Surveying is the profession and science of measuring and examining the dimensions and contour of the Earth’s surface for the purpose of creating a map, determining land boundaries, or constructing a building plan. In one form or another, surveying has been around throughout all of human history with some incredible evidence we can still witness – the pyramids of Egypt and Stonehenge in England.
And ever since these ancient feats of architecture were built, surveying has evolved greatly. Today, the average surveyor needs to have a combination of skills derived from engineering, mathematics, physics and even law, as well as a wide assortment of tools for measuring and the proper knowledge on how to use them. Surveying depends on the precise measurement of distance, angles and elevation. And depending on the type of measuring, there are many different tools, however, no surveyor’s kit can be complete without the following ones.
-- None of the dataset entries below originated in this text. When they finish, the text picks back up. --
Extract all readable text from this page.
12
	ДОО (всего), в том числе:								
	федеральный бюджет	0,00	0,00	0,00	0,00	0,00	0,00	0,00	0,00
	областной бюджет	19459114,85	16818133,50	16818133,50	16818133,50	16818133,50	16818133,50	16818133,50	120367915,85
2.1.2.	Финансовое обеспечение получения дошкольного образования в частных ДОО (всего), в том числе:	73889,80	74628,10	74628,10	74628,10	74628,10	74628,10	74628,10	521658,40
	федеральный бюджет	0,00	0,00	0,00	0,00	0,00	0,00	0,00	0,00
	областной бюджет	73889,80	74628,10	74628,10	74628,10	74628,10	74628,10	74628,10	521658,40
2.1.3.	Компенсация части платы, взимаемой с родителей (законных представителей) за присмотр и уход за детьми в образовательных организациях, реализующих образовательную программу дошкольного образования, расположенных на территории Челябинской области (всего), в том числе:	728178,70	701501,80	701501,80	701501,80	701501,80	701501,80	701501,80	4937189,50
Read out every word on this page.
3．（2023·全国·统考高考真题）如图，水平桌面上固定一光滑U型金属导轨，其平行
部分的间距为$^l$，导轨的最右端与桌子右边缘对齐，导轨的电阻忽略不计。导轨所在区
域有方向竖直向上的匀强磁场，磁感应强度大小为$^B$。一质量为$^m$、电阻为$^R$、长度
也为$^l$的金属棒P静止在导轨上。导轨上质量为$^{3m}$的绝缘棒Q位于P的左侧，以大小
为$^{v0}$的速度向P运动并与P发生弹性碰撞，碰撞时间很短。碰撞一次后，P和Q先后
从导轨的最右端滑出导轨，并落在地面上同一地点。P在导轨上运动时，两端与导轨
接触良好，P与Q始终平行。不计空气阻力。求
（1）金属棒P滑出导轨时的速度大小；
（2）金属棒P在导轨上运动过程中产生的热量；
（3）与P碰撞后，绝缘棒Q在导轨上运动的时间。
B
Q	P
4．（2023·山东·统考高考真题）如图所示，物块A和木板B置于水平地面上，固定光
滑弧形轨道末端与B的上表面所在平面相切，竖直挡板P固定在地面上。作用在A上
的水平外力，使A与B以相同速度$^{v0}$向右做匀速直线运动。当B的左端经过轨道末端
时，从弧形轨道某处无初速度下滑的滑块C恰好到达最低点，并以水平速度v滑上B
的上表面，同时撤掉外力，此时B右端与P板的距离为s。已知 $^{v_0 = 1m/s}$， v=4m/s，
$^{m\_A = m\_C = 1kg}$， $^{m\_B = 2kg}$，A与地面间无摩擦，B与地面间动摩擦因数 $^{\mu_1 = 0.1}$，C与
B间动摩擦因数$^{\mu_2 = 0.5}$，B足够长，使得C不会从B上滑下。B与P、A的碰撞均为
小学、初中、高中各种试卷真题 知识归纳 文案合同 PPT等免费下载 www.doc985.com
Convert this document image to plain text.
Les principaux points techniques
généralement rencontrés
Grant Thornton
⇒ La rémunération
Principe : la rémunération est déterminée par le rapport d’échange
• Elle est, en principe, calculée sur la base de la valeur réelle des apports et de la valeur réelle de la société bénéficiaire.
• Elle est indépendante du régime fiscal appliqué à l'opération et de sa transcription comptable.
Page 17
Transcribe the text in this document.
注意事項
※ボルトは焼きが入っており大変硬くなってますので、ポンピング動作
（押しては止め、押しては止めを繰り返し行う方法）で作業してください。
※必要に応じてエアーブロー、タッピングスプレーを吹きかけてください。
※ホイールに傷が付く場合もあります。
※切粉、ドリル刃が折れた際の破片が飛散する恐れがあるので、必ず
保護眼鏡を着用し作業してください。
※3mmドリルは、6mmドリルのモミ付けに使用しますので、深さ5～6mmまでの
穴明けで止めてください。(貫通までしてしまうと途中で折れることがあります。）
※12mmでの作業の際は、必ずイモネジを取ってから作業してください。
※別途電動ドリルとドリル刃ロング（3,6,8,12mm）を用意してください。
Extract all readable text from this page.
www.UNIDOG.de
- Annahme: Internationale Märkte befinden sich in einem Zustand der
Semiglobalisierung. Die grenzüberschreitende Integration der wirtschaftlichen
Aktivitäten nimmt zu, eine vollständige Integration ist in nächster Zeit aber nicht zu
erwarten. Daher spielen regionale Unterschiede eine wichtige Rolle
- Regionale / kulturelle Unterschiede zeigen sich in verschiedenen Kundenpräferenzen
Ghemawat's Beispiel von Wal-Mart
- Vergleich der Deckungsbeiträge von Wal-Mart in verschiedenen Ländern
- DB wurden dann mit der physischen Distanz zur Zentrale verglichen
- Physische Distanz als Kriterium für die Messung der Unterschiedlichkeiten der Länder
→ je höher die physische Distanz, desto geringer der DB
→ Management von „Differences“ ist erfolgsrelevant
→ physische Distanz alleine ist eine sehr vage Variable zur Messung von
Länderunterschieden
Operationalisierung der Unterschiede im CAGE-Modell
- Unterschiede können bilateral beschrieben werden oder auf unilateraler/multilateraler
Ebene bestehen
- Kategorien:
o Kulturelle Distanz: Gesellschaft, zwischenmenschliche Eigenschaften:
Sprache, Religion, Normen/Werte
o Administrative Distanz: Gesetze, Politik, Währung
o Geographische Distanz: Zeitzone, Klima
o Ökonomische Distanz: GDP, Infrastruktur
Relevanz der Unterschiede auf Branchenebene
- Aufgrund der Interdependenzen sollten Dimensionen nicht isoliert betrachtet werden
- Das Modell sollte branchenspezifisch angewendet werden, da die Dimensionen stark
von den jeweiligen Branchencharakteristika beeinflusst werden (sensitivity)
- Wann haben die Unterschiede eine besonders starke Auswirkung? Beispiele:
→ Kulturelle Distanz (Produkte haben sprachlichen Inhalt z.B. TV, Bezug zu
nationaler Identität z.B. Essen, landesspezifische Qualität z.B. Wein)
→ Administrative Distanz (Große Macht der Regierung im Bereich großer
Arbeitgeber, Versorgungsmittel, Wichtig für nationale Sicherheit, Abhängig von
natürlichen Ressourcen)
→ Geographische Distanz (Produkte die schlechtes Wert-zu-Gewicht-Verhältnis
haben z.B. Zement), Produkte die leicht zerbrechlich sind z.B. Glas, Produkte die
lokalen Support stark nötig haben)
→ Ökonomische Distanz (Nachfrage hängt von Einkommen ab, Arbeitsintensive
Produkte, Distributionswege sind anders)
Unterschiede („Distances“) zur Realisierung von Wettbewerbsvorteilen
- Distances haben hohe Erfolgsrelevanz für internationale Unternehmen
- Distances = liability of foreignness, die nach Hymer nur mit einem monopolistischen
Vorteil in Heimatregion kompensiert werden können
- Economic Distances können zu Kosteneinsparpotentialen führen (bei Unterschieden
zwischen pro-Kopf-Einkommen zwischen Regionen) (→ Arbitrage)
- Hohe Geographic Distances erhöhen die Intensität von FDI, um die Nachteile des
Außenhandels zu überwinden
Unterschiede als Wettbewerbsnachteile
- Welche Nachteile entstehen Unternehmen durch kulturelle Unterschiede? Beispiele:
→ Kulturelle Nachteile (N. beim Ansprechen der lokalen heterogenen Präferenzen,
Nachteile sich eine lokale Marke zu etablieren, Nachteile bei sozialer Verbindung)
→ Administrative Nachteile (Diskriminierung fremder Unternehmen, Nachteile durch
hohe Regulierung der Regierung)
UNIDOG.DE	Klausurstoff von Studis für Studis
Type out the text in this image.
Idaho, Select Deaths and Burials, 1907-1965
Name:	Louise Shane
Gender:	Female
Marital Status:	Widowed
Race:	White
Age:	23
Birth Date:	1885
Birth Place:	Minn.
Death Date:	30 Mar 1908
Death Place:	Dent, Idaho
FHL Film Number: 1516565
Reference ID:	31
Surveying rods are popular tools for measuring that both surveyors and contractors use. They are usually made of aluminium or hardwood and designed to serve the same purpose – measure the distance between two points which are in close proximity.
When a surveyor needs to measure a much larger distance, an electronic distance measurer allows him to do so quickly and with great precision. Electronic distance measurers use a laser in order to accurately asses the distance from one point to another based on the amount of time it takes for the laser to travel. They are advanced and expensive pieces of surveying equipment which are thought to completely replace surveying chains at some point in the near future.
Measuring elevation is another important part of the surveying profession. and for that reason a surveyor uses a reliable tool called a level. There are two types of levels – spirit levels and digital ones. Spirit levels most commonly used in surveying are the dumpy level, Y level, Cushing’s level, Tilting’s level, Cooke’s reversible level, and the automatic level. Although spirit levels are still widely used, digital levels are becoming increasingly popular because they are much easer to use and are able to measure elevation with very high accuracy.
The compass is one of the oldest surveyor tools, having been used hundreds of years ago to determine the proper direction in which temples were built. Today, the modern surveyor uses the compass to determine the direction of the line being surveyed. Although there are various types of compasses, they generally fall into two main groups: plain compasses and vernier compasses. The plain compass always reads the magnetic North and does not allow for any adjustments, while the vernier compass has an adjustable scale that allows the compass to point to true North.